MONROVIA – The World Bank’s latest edition of its annual ‘Economic Update’ on Liberia shows that the Liberian economy experienced strong growth in 2021. After contracting by 3.0 percent in 2020 due to the COVID-19 pandemic, growth recovered to 5.0 percent in 2021, the reports said.
However, the economic update also reports that Liberia’s Human Capital Index is as low as 0.32, performing better than only three countries in the world—out of 174 countries assessed.
Launching the third edition of the annual Liberia Economic Update under the theme: “Investing in Human Capital for Inclusive and Sustainable Growth,” the World Bank said the rebound was driven by improved external demand, higher prices for Liberia’s main exports, and the resumption of normal domestic activity.
According to the Bank, growth slowed in the first half of 2022, even when mining and construction continued to perform well. In agriculture, rubber and cocoa production dropped by 13.5 percent and 27 percent, respectively. In the industrial sector, iron ore, gold, and cement production all increased, reflecting firmer international prices and an uptick in construction activity. However, services growth fell, as reflected in the decline in beverages and electricity production.
“The positive economic growth of 5.0 percent in 2021 from the COVID-19-induced recession in 2020 is important for Liberia’s efforts to reduce poverty,” said Khwima Nthara, World Bank Country Manager for Liberia. “Going forward, the focus should be to sustain the recovery and ensure that growth is inclusive through investments in human capital, social protection, and labor-intensive productive sectors such as agriculture,” he added.
Despite the 2021 uptick, the Bank warned that growth is projected to slow down to 3.7 percent in 2022, reflecting increased global uncertainties and commodity price shock, but reach an average of 5.2 percent over 2023-2024.
Beyond 2022, growth is underpinned by significant tailwinds for mining, the government’s planned scale-up of public investment, and the implementation of structural reforms including in key enabling sectors such as energy, trade, transportation, and financial services.
It added that Inflation is projected to remain low and stable, averaging 7.2 percent per year in 2022-2024. Sustaining low levels of inflation would help Liberian households to retain their purchasing power, and it is projected that by 2023 poverty rates will start to decrease. The fiscal deficit is projected to widen to 4.3 percent in 2022 but improve in the medium term with reforms aimed at improving domestic resource mobilization and consolidating expenditures. Notably, the lingering effects of the war in Ukraine could pose significant risks to the outlook.
Liberia’s worst Human Capital Index
The economic update also reports that Liberia’s Human Capital Index is as low as 0.32, performing better than only three countries in the world—out of 174 countries assessed. By 2020, the human capital gap in Liberia was mainly driven by poor education (contributing 50 percent), poor health (12 percent), and survival (7 percent).

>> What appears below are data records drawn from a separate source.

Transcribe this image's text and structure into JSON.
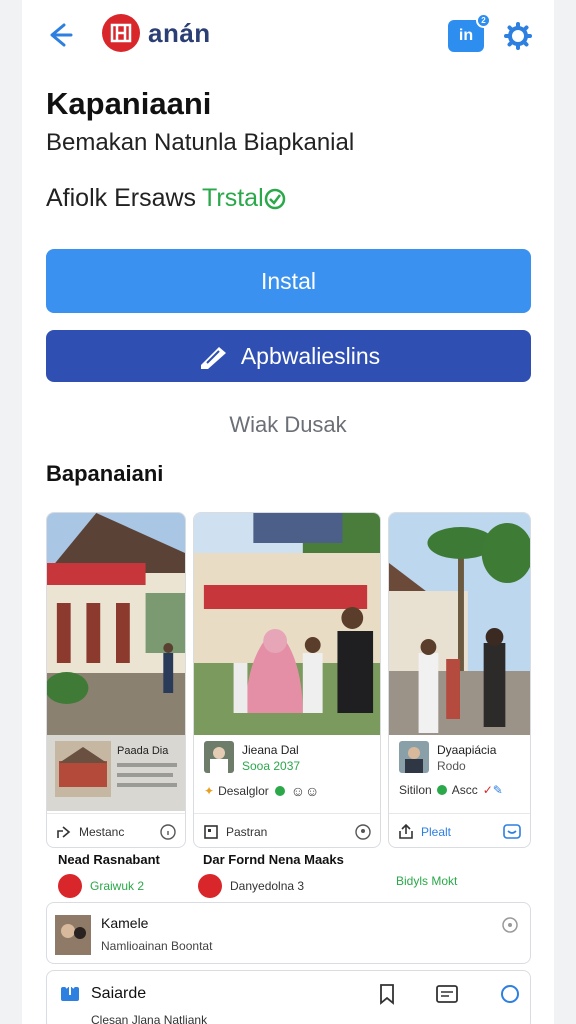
{
  "app": {
    "brand_name": "anán",
    "notification_count": "2",
    "badge_label": "in"
  },
  "header": {
    "title": "Kapaniaani",
    "subtitle": "Bemakan Natunla Biapkanial",
    "meta_text": "Afiolk Ersaws",
    "meta_status": "Trstal"
  },
  "actions": {
    "install_label": "Instal",
    "secondary_label": "Apbwalieslins",
    "link_label": "Wiak Dusak"
  },
  "section": {
    "title": "Bapanaiani"
  },
  "cards": [
    {
      "name": "Paada Dia",
      "sub": "",
      "stats": "",
      "footer_label": "Mestanc",
      "footer_icon": "share-icon"
    },
    {
      "name": "Jieana Dal",
      "sub": "Sooa 2037",
      "stats": "Desalglor",
      "footer_label": "Pastran",
      "footer_icon": "bookmark-icon"
    },
    {
      "name": "Dyaapiácia",
      "sub": "Rodo",
      "stats": "Sitilon",
      "stats2": "Ascc",
      "footer_label": "Plealt",
      "footer_icon": "share-icon"
    }
  ],
  "users": [
    {
      "name": "Nead Rasnabant",
      "status": "Graiwuk 2"
    },
    {
      "name": "Dar Fornd Nena Maaks",
      "status": "Danyedolna 3"
    },
    {
      "name": "",
      "status": "Bidyls Mokt"
    }
  ],
  "comment": {
    "author": "Kamele",
    "text": "Namlioainan Boontat"
  },
  "bottom_nav": {
    "label": "Saiarde",
    "sub": "Clesan Jlana Natliank"
  },
  "colors": {
    "accent": "#3b91ef",
    "secondary": "#2f4fb3",
    "brand_red": "#d8262b",
    "green": "#2aa84a"
  }
}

The underlying factors contributing to the country’s low human capital outcomes, the report adds, are multiple and complex. They include weak institutions, ineffective service delivery, demographic pressures, and low and inefficient social spending. In addition, poor coordination among government agencies responsible for human capital development often results in unresponsive or suboptimal service delivery.
“Liberia’s human capital outcomes are amongst the worst in the world largely due to slow progress in education and health,” said Gweh Gaye Tarwo, Liberia Country Economist and main author of the report. “Thus, improving the country’s human capital outcomes would require significant interventions in the health and education sectors. Investing in human capital will be crucial for Liberia to grow faster, reduce poverty, and deliver substantial social benefits in the long term. The Liberian Government has made some strides in these sectors, but more can be done,” he pointed out.